Martinez was honored along with 11 other folk and traditional artists as a 2006 National Heritage Fellow, the NEA said in a news release. The fellowship includes an award of $20,000.

She received a standing ovation in the nation's capital for her stories and life's work preserving her native Tewa language and traditions, the release said.

‘An eloquent link to our past’

"To lose a national treasure as beloved as Esther Martinez in such a senseless manner is truly tragic," NEA chairman Dana Gioia said. "New Mexico and the entire country have lost an eloquent link to our past. We can find solace in remembering her lifelong commitment to keeping her culture alive and vibrant."
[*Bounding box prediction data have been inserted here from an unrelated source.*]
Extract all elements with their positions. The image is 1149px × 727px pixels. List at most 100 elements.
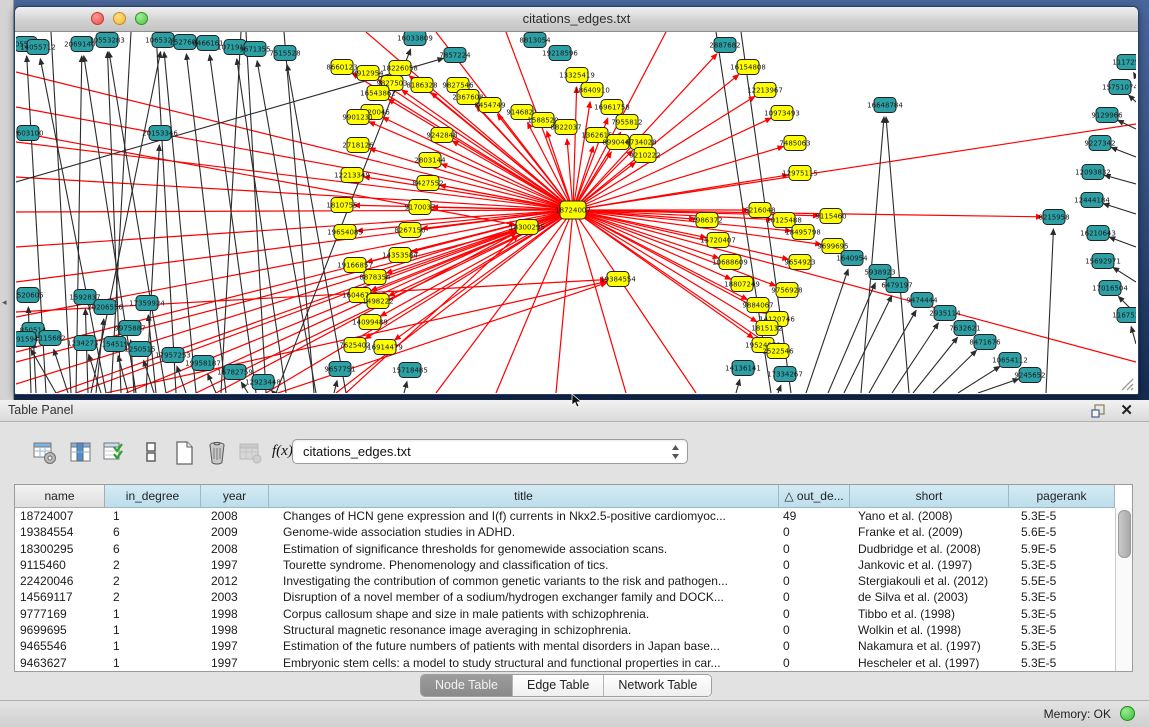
cell-out_de[interactable]: 0: [779, 557, 850, 573]
cell-in_degree[interactable]: 2: [105, 573, 201, 589]
close-panel-icon[interactable]: ✕: [1120, 401, 1133, 419]
cell-year[interactable]: 1997: [201, 638, 269, 654]
cell-short[interactable]: Wolkin et al. (1998): [850, 622, 1009, 638]
cell-in_degree[interactable]: 1: [105, 655, 201, 671]
cell-title[interactable]: Embryonic stem cells: a model to study s…: [269, 655, 779, 671]
cell-pagerank[interactable]: 5.6E-5: [1009, 524, 1115, 540]
table-row[interactable]: 1938455462009Genome-wide association stu…: [15, 524, 1115, 540]
show-columns-button[interactable]: [68, 440, 94, 466]
cell-short[interactable]: de Silva et al. (2003): [850, 589, 1009, 605]
cell-pagerank[interactable]: 5.3E-5: [1009, 606, 1115, 622]
cell-in_degree[interactable]: 2: [105, 589, 201, 605]
cell-pagerank[interactable]: 5.5E-5: [1009, 573, 1115, 589]
table-row[interactable]: 1830029562008Estimation of significance …: [15, 541, 1115, 557]
table-row[interactable]: 1456911722003Disruption of a novel membe…: [15, 589, 1115, 605]
cell-short[interactable]: Tibbo et al. (1998): [850, 606, 1009, 622]
cell-in_degree[interactable]: 1: [105, 606, 201, 622]
cell-name[interactable]: 18300295: [15, 541, 105, 557]
select-rows-button[interactable]: [102, 440, 128, 466]
collapse-left-icon[interactable]: ◂: [2, 298, 7, 307]
cell-in_degree[interactable]: 6: [105, 541, 201, 557]
cell-in_degree[interactable]: 1: [105, 508, 201, 524]
cell-pagerank[interactable]: 5.3E-5: [1009, 557, 1115, 573]
table-selector-dropdown[interactable]: citations_edges.txt: [292, 439, 688, 464]
cell-name[interactable]: 22420046: [15, 573, 105, 589]
cell-pagerank[interactable]: 5.3E-5: [1009, 622, 1115, 638]
cell-out_de[interactable]: 49: [779, 508, 850, 524]
cell-name[interactable]: 9777169: [15, 606, 105, 622]
scrollbar-thumb[interactable]: [1118, 510, 1131, 558]
cell-short[interactable]: Franke et al. (2009): [850, 524, 1009, 540]
column-header-4[interactable]: △ out_de...: [779, 485, 850, 508]
cell-year[interactable]: 1998: [201, 606, 269, 622]
cell-out_de[interactable]: 0: [779, 573, 850, 589]
network-window-titlebar[interactable]: citations_edges.txt: [15, 7, 1138, 32]
cell-title[interactable]: Disruption of a novel member of a sodium…: [269, 589, 779, 605]
cell-out_de[interactable]: 0: [779, 638, 850, 654]
cell-name[interactable]: 9463627: [15, 655, 105, 671]
cell-short[interactable]: Yano et al. (2008): [850, 508, 1009, 524]
cell-year[interactable]: 1997: [201, 557, 269, 573]
cell-pagerank[interactable]: 5.3E-5: [1009, 508, 1115, 524]
window-resize-grip[interactable]: [1118, 375, 1134, 391]
cell-title[interactable]: Investigating the contribution of common…: [269, 573, 779, 589]
cell-title[interactable]: Structural magnetic resonance image aver…: [269, 622, 779, 638]
float-panel-icon[interactable]: [1091, 404, 1105, 418]
table-row[interactable]: 911546021997Tourette syndrome. Phenomeno…: [15, 557, 1115, 573]
cell-out_de[interactable]: 0: [779, 606, 850, 622]
cell-in_degree[interactable]: 1: [105, 622, 201, 638]
cell-name[interactable]: 9465546: [15, 638, 105, 654]
table-row[interactable]: 969969511998Structural magnetic resonanc…: [15, 622, 1115, 638]
table-settings-button[interactable]: [32, 440, 58, 466]
cell-in_degree[interactable]: 2: [105, 557, 201, 573]
cell-title[interactable]: Changes of HCN gene expression and I(f) …: [269, 508, 779, 524]
cell-year[interactable]: 2008: [201, 508, 269, 524]
cell-pagerank[interactable]: 5.3E-5: [1009, 589, 1115, 605]
cell-title[interactable]: Estimation of the future numbers of pati…: [269, 638, 779, 654]
cell-in_degree[interactable]: 1: [105, 638, 201, 654]
column-header-0[interactable]: name: [15, 485, 105, 508]
table-row[interactable]: 1872400712008Changes of HCN gene express…: [15, 508, 1115, 524]
cell-short[interactable]: Dudbridge et al. (2008): [850, 541, 1009, 557]
cell-name[interactable]: 9115460: [15, 557, 105, 573]
tab-edge-table[interactable]: Edge Table: [513, 675, 604, 696]
delete-column-button[interactable]: [204, 440, 230, 466]
memory-ok-indicator[interactable]: [1120, 706, 1135, 721]
cell-year[interactable]: 2008: [201, 541, 269, 557]
column-header-5[interactable]: short: [850, 485, 1009, 508]
column-header-1[interactable]: in_degree: [105, 485, 201, 508]
cell-out_de[interactable]: 0: [779, 589, 850, 605]
cell-title[interactable]: Corpus callosum shape and size in male p…: [269, 606, 779, 622]
column-header-2[interactable]: year: [201, 485, 269, 508]
table-row[interactable]: 946362711997Embryonic stem cells: a mode…: [15, 655, 1115, 671]
cell-in_degree[interactable]: 6: [105, 524, 201, 540]
cell-name[interactable]: 18724007: [15, 508, 105, 524]
cell-pagerank[interactable]: 5.9E-5: [1009, 541, 1115, 557]
cell-name[interactable]: 9699695: [15, 622, 105, 638]
cell-pagerank[interactable]: 5.3E-5: [1009, 655, 1115, 671]
network-canvas[interactable]: 1872400786601238912954182260589827503818…: [16, 32, 1136, 393]
tab-network-table[interactable]: Network Table: [604, 675, 711, 696]
new-column-button[interactable]: [172, 440, 198, 466]
table-row[interactable]: 2242004622012Investigating the contribut…: [15, 573, 1115, 589]
cell-name[interactable]: 19384554: [15, 524, 105, 540]
delete-table-button[interactable]: [238, 440, 264, 466]
cell-out_de[interactable]: 0: [779, 524, 850, 540]
cell-short[interactable]: Nakamura et al. (1997): [850, 638, 1009, 654]
cell-short[interactable]: Jankovic et al. (1997): [850, 557, 1009, 573]
row-height-button[interactable]: [138, 440, 164, 466]
cell-year[interactable]: 2003: [201, 589, 269, 605]
cell-title[interactable]: Tourette syndrome. Phenomenology and cla…: [269, 557, 779, 573]
cell-pagerank[interactable]: 5.3E-5: [1009, 638, 1115, 654]
tab-node-table[interactable]: Node Table: [421, 675, 513, 696]
cell-year[interactable]: 2012: [201, 573, 269, 589]
vertical-scrollbar[interactable]: [1115, 508, 1132, 671]
table-row[interactable]: 946554611997Estimation of the future num…: [15, 638, 1115, 654]
cell-year[interactable]: 2009: [201, 524, 269, 540]
cell-title[interactable]: Estimation of significance thresholds fo…: [269, 541, 779, 557]
left-splitter[interactable]: ◂: [0, 0, 14, 400]
cell-out_de[interactable]: 0: [779, 541, 850, 557]
column-header-3[interactable]: title: [269, 485, 779, 508]
cell-title[interactable]: Genome-wide association studies in ADHD.: [269, 524, 779, 540]
network-graph[interactable]: 1872400786601238912954182260589827503818…: [16, 32, 1136, 393]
The Tewa are a linguistically related American Indian people who live in seven communities, or pueblos, one in Arizona and six in New Mexico.

Martinez was born and raised in northern New Mexico, the NEA said in a biography. Her American Indian name is P'oe Tswa, or Blue Water, but she was known by many as Ko'oe Esther, or Aunt Esther.

She spent much of her childhood living with her grandparents and visited her parents by traveling in a covered wagon.

She was a major conservator of the Tewa language, teaching her native tongue from 1974 to 1989 at schools in Ohkay Owingeh, formerly known as San Juan Pueblo.

She also helped translate the New Testament of the Bible into Tewa and compiled Tewa dictionaries for pueblos, which have distinct dialects, the NEA said.

Since 1988, Martinez told her stories in English to non-Tewa audiences through Storytelling International.